Smart highway radar misses a third of broken down vehicles, regulator says | Transportation

Safety technology on smart motorways is not working properly, the regulator said, with one in three disabled vehicles missed – and three in four detected in England turning out to be false alarms.

National Highways has retrofitted Stopped Vehicle Detection (SVD) technology on all smart highways without hard shoulders, after heightened public and political concerns about safety.

However, the regulator, the Office of Rail and Road (ORR), said the radar-based system lacked critical performance targets in every region.

False alarms were “significantly above the required maximum” of 15%, ORR said, at 75%, with five out of six alerts reported in the Midlands region found to be incorrect.

Meanwhile, in some areas, fewer than three out of five vehicles that had stopped were logged by the system. Overall, one in three stopped vehicles were missed.

And only one of the five national highway regions detected vehicles stopped within the target time of less than 20 seconds, with some taking more than a minute on average.

Smart Motorways, which allow all lanes to be used by traffic instead of having a hard shoulder, are statistically the safest type of road in Britain. However, the government committed in 2020 to an action plan to improve detection and refuge areas, after a series of deaths in painful circumstances where people in broken down vehicles were hit by others vehicles.

ORR chief executive John Larkinson said: “Our previous work on motorway smart data has shown that these roads are as safe as the motorways they replaced, but the number of live lane failures is higher.

“Installing the SVD radar detection equipment earlier than planned reduced the duration of these outages more quickly, but it’s not working as well as it should.

“Although it is still too early to have reliable data, it is clear that National Highways urgently needs to improve its performance in this area.”

Motoring organizations said the report’s findings were concerning.
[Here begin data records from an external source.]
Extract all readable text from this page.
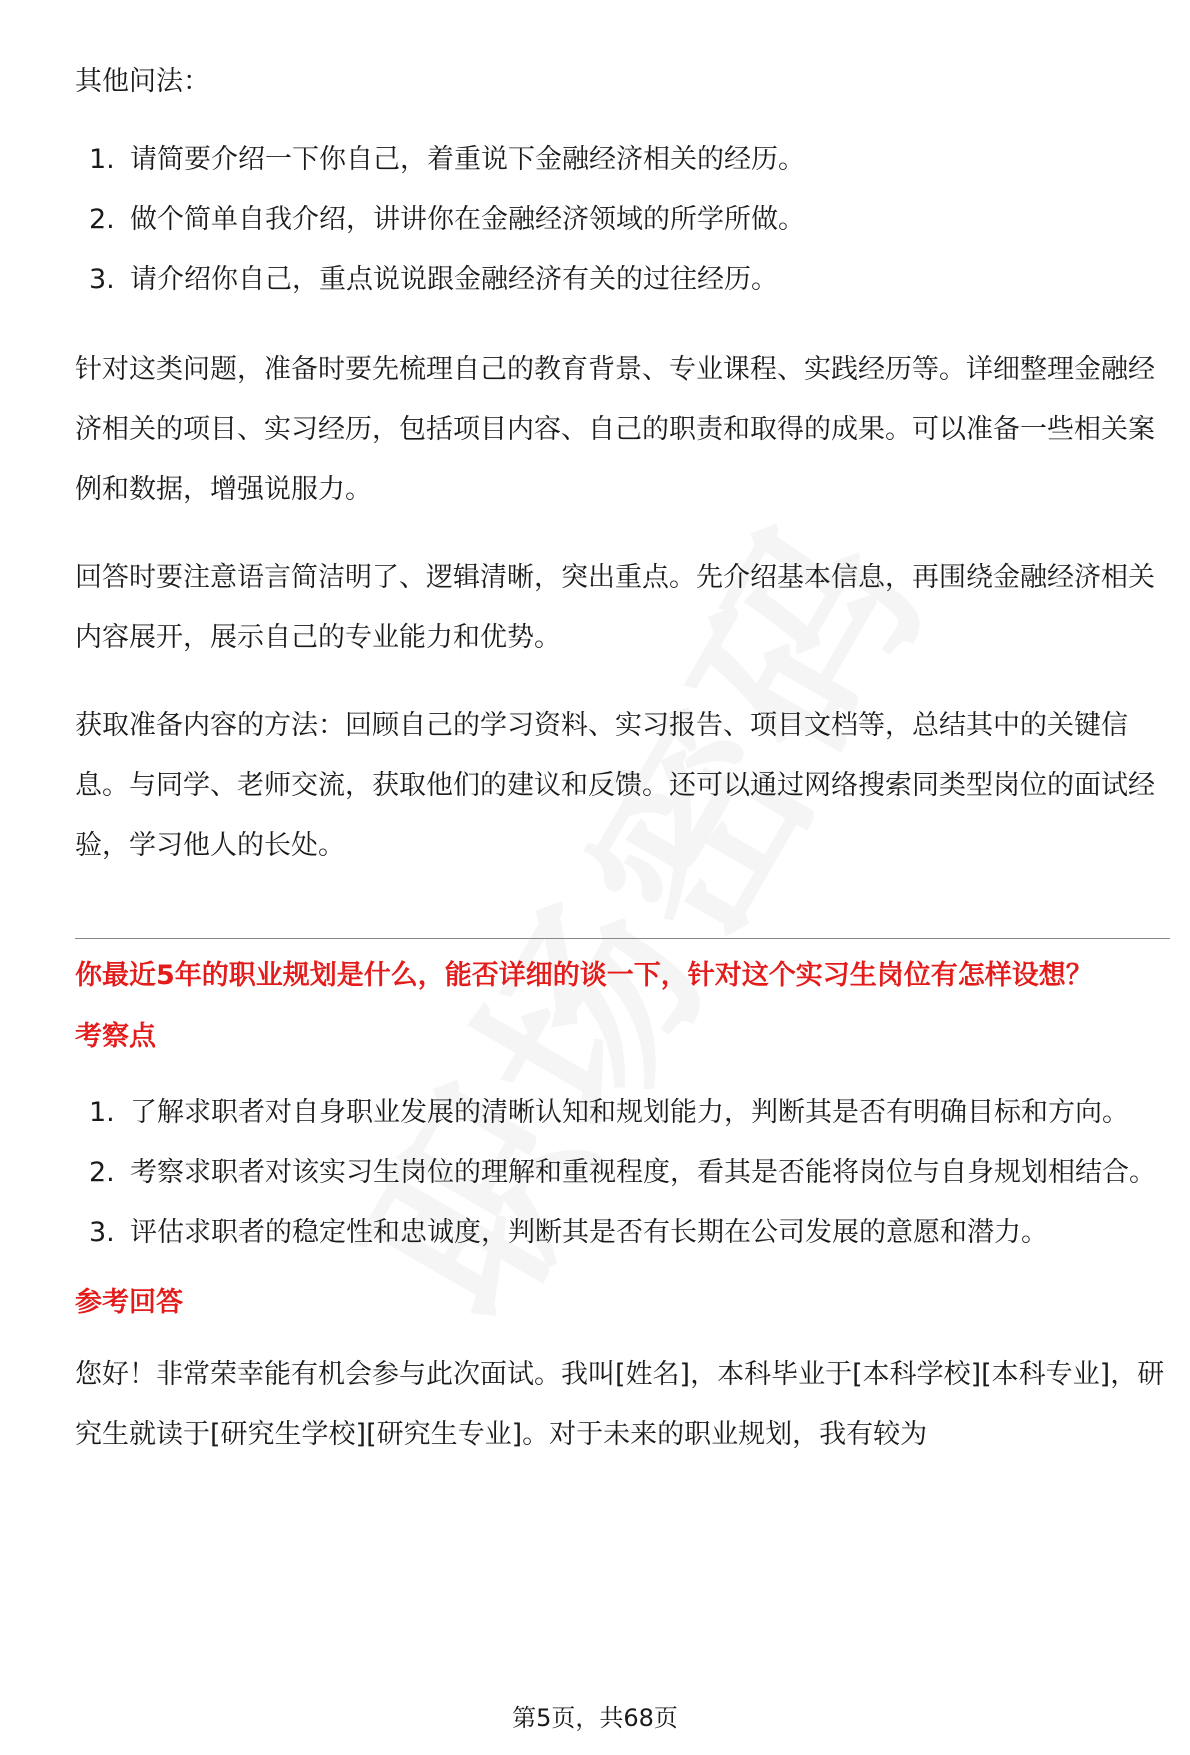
其他问法：

1. 请简要介绍一下你自己，着重说下金融经济相关的经历。
2. 做个简单自我介绍，讲讲你在金融经济领域的所学所做。
3. 请介绍你自己，重点说说跟金融经济有关的过往经历。

针对这类问题，准备时要先梳理自己的教育背景、专业课程、实践经历等。详细整理金融经济相关的项目、实习经历，包括项目内容、自己的职责和取得的成果。可以准备一些相关案例和数据，增强说服力。

回答时要注意语言简洁明了、逻辑清晰，突出重点。先介绍基本信息，再围绕金融经济相关内容展开，展示自己的专业能力和优势。

获取准备内容的方法：回顾自己的学习资料、实习报告、项目文档等，总结其中的关键信息。与同学、老师交流，获取他们的建议和反馈。还可以通过网络搜索同类型岗位的面试经验，学习他人的长处。

你最近5年的职业规划是什么，能否详细的谈一下，针对这个实习生岗位有怎样设想？

考察点

1. 了解求职者对自身职业发展的清晰认知和规划能力，判断其是否有明确目标和方向。
2. 考察求职者对该实习生岗位的理解和重视程度，看其是否能将岗位与自身规划相结合。
3. 评估求职者的稳定性和忠诚度，判断其是否有长期在公司发展的意愿和潜力。

参考回答

您好！非常荣幸能有机会参与此次面试。我叫[姓名]，本科毕业于[本科学校][本科专业]，研究生就读于[研究生学校][研究生专业]。对于未来的职业规划，我有较为

第5页，共68页
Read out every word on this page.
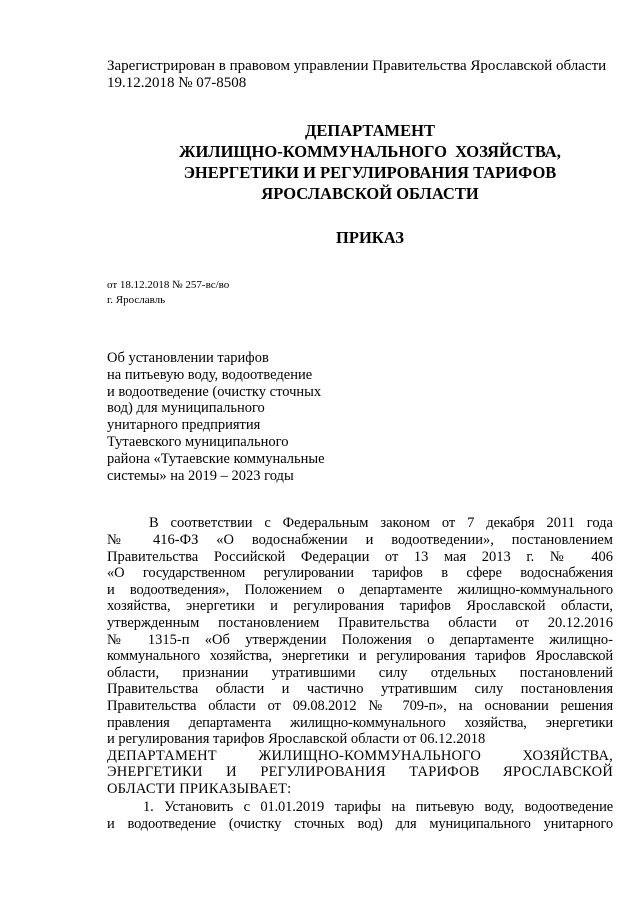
Зарегистрирован в правовом управлении Правительства Ярославской области
19.12.2018 № 07-8508
ДЕПАРТАМЕНТ
ЖИЛИЩНО-КОММУНАЛЬНОГО  ХОЗЯЙСТВА,
ЭНЕРГЕТИКИ И РЕГУЛИРОВАНИЯ ТАРИФОВ
ЯРОСЛАВСКОЙ ОБЛАСТИ
ПРИКАЗ
от 18.12.2018 № 257-вс/во
г. Ярославль
Об установлении тарифов
на питьевую воду, водоотведение
и водоотведение (очистку сточных
вод) для муниципального
унитарного предприятия
Тутаевского муниципального
района «Тутаевские коммунальные
системы» на 2019 – 2023 годы
В соответствии с Федеральным законом от 7 декабря 2011 года
№ 416-ФЗ «О водоснабжении и водоотведении», постановлением
Правительства Российской Федерации от 13 мая 2013 г. № 406
«О государственном регулировании тарифов в сфере водоснабжения
и водоотведения», Положением о департаменте жилищно-коммунального
хозяйства, энергетики и регулирования тарифов Ярославской области,
утвержденным постановлением Правительства области от 20.12.2016
№ 1315-п «Об утверждении Положения о департаменте жилищно-
коммунального хозяйства, энергетики и регулирования тарифов Ярославской
области, признании утратившими силу отдельных постановлений
Правительства области и частично утратившим силу постановления
Правительства области от 09.08.2012 № 709-п», на основании решения
правления департамента жилищно-коммунального хозяйства, энергетики
и регулирования тарифов Ярославской области от 06.12.2018
ДЕПАРТАМЕНТ ЖИЛИЩНО-КОММУНАЛЬНОГО ХОЗЯЙСТВА,
ЭНЕРГЕТИКИ И РЕГУЛИРОВАНИЯ ТАРИФОВ ЯРОСЛАВСКОЙ
ОБЛАСТИ ПРИКАЗЫВАЕТ:
1. Установить с 01.01.2019 тарифы на питьевую воду, водоотведение
и водоотведение (очистку сточных вод) для муниципального унитарного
AA Chairman Edmund King said: “Vulnerable drivers have found themselves stranded in the most dangerous places, the traffic lane of a freeway. If there are doubts about the technology, then the highways are not smart and we should go back to proven methods.

Steve Gooding, Director of the RAC Foundation, said: “While it is good news that Stopped Vehicle Detection has been rolled out ahead of schedule, it will remain a concern that it has not yet been refined to do so much good. As it should be.”

National Highways chief executive Nick Harris said: “Our roads are among the safest in the world, but every road death is a tragedy and we know we can do more to improve safety even further.

“The report recognizes the good progress we have made in a number of areas, including completing most of the actions of the Smart Highway Inventory Action Plan.”